The study was published recently in the journal Environmental Research Letters. Professor Zhu Jiang, LI Xichen and their Ph.D. student Wang Xinyue from the Institute of Atmospheric Physics, Chinese Academy of Sciences and Professor Clemente A. S. Tanajura from the Institute of Physics, Federal University of Bahia have shown that Amazonian precipitation in wet season has largely increased during the past three decades i.e., from 1979 to 2015. The research team used the atmospheric general circulation model to find out in depth what caused enhanced rainfall.
The results, based on model simulation indicate that the tropical sea surface temperature (SST) variability may control the precipitation, particularly in the Atlantic and Pacific. In the past three decades, the Atlantic has experienced the positive phase of the Atlantic Multileader Oscillation, which is characterized by a strong warm anomaly over the North and tropical Atlantic; while the Pacific showed signs of the negative phase of the Pacific Decadal Oscillation, which is marked by a cooling anomaly over the tropical east Pacific.

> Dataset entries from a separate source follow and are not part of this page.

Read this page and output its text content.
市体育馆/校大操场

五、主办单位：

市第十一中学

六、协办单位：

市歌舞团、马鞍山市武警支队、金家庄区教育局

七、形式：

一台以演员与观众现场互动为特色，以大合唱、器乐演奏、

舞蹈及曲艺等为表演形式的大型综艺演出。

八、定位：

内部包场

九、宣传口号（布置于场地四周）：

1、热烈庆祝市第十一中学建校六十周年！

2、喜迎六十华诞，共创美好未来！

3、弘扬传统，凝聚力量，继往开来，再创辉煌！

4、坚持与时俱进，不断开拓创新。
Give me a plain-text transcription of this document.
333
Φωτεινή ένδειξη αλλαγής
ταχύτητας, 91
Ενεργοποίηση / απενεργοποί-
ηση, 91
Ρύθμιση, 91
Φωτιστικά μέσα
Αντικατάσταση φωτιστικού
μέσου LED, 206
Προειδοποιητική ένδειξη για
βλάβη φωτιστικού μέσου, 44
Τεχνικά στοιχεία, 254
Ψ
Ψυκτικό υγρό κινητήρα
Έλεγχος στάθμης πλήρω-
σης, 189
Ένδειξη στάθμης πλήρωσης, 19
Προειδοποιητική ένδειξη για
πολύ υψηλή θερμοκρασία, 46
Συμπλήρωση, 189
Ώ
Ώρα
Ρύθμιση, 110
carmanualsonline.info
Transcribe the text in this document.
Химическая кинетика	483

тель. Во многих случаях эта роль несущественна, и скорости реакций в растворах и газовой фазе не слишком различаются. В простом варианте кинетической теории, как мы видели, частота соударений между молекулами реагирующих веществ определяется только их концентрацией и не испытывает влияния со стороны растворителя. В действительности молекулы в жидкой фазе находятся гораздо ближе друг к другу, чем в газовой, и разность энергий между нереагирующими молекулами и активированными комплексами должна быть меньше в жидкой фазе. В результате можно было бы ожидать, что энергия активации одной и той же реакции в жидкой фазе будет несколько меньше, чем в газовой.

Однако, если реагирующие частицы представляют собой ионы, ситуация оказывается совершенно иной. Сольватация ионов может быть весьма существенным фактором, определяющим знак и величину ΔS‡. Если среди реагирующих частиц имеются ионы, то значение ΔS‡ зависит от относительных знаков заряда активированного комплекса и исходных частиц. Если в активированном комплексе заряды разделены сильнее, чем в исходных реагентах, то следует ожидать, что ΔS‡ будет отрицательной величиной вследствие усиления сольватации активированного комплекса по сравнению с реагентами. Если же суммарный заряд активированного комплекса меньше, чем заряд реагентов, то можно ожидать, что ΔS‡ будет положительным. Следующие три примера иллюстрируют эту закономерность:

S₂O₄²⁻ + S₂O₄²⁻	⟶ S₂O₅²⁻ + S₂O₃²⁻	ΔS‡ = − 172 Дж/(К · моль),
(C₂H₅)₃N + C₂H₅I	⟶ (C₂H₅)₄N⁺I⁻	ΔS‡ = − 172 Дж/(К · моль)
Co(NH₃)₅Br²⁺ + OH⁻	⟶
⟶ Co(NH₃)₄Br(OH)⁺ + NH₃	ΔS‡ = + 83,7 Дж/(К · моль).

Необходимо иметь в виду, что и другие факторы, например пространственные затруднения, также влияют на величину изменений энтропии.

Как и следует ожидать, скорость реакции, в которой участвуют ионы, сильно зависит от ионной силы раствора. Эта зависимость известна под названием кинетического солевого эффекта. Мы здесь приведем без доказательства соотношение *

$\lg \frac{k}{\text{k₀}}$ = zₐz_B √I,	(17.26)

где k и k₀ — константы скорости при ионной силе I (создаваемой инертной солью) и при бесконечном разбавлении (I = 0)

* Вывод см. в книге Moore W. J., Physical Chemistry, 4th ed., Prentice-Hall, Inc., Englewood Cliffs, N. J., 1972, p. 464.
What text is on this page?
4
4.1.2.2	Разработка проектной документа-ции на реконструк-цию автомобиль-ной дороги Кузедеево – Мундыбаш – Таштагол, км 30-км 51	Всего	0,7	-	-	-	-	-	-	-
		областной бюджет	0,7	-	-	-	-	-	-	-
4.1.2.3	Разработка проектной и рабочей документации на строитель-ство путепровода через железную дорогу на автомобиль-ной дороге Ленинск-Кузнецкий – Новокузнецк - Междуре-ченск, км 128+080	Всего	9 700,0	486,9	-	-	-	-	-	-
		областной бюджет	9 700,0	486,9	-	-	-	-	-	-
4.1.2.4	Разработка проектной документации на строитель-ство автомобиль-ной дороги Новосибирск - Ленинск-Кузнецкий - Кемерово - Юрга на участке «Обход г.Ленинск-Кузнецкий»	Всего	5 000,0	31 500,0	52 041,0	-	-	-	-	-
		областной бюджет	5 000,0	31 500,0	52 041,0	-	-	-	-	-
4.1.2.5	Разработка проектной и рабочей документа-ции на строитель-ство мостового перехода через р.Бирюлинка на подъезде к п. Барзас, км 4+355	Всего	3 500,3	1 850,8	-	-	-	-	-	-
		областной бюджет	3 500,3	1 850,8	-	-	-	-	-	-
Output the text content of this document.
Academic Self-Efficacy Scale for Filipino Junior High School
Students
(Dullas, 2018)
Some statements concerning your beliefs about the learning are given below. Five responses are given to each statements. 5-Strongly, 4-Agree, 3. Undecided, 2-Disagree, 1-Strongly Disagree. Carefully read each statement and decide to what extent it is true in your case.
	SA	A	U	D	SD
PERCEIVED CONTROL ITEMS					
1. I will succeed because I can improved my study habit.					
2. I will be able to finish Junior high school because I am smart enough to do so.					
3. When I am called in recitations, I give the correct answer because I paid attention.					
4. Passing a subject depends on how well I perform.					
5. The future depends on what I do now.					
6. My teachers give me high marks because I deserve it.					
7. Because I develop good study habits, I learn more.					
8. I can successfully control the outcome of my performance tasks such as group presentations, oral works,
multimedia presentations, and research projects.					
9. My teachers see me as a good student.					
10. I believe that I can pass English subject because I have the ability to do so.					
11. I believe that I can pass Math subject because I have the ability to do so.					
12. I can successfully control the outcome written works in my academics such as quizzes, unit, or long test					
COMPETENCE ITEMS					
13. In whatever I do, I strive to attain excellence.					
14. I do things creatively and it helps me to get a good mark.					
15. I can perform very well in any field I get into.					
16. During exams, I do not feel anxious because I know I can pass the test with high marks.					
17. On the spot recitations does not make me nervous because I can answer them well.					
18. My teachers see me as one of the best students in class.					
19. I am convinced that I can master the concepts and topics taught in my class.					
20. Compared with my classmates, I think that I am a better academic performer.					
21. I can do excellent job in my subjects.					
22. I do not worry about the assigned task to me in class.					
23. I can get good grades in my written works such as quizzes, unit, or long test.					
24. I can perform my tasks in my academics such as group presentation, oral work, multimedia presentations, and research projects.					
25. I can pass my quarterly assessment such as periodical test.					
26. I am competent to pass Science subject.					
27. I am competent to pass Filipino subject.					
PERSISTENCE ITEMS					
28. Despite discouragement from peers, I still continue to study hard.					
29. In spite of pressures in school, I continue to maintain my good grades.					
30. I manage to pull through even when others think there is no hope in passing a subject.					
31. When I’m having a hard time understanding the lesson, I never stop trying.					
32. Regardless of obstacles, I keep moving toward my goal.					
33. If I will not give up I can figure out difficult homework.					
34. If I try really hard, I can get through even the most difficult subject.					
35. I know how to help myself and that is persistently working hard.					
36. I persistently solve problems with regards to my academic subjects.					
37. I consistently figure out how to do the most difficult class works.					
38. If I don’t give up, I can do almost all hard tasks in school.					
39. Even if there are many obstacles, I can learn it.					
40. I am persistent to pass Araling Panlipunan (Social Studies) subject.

“The SST changes over both the Atlantic and the Pacific contribute to the precipitation increase over the Amazonian basin, through atmospheric teleconnections. And we find the Atlantic SST forcing plays a comparatively more important role (than the Pacific SST)”, said ZHU, also the corresponding author of the study. These results give new perspectives for examining the long-term changes of the wet-season Amazonian precipitation.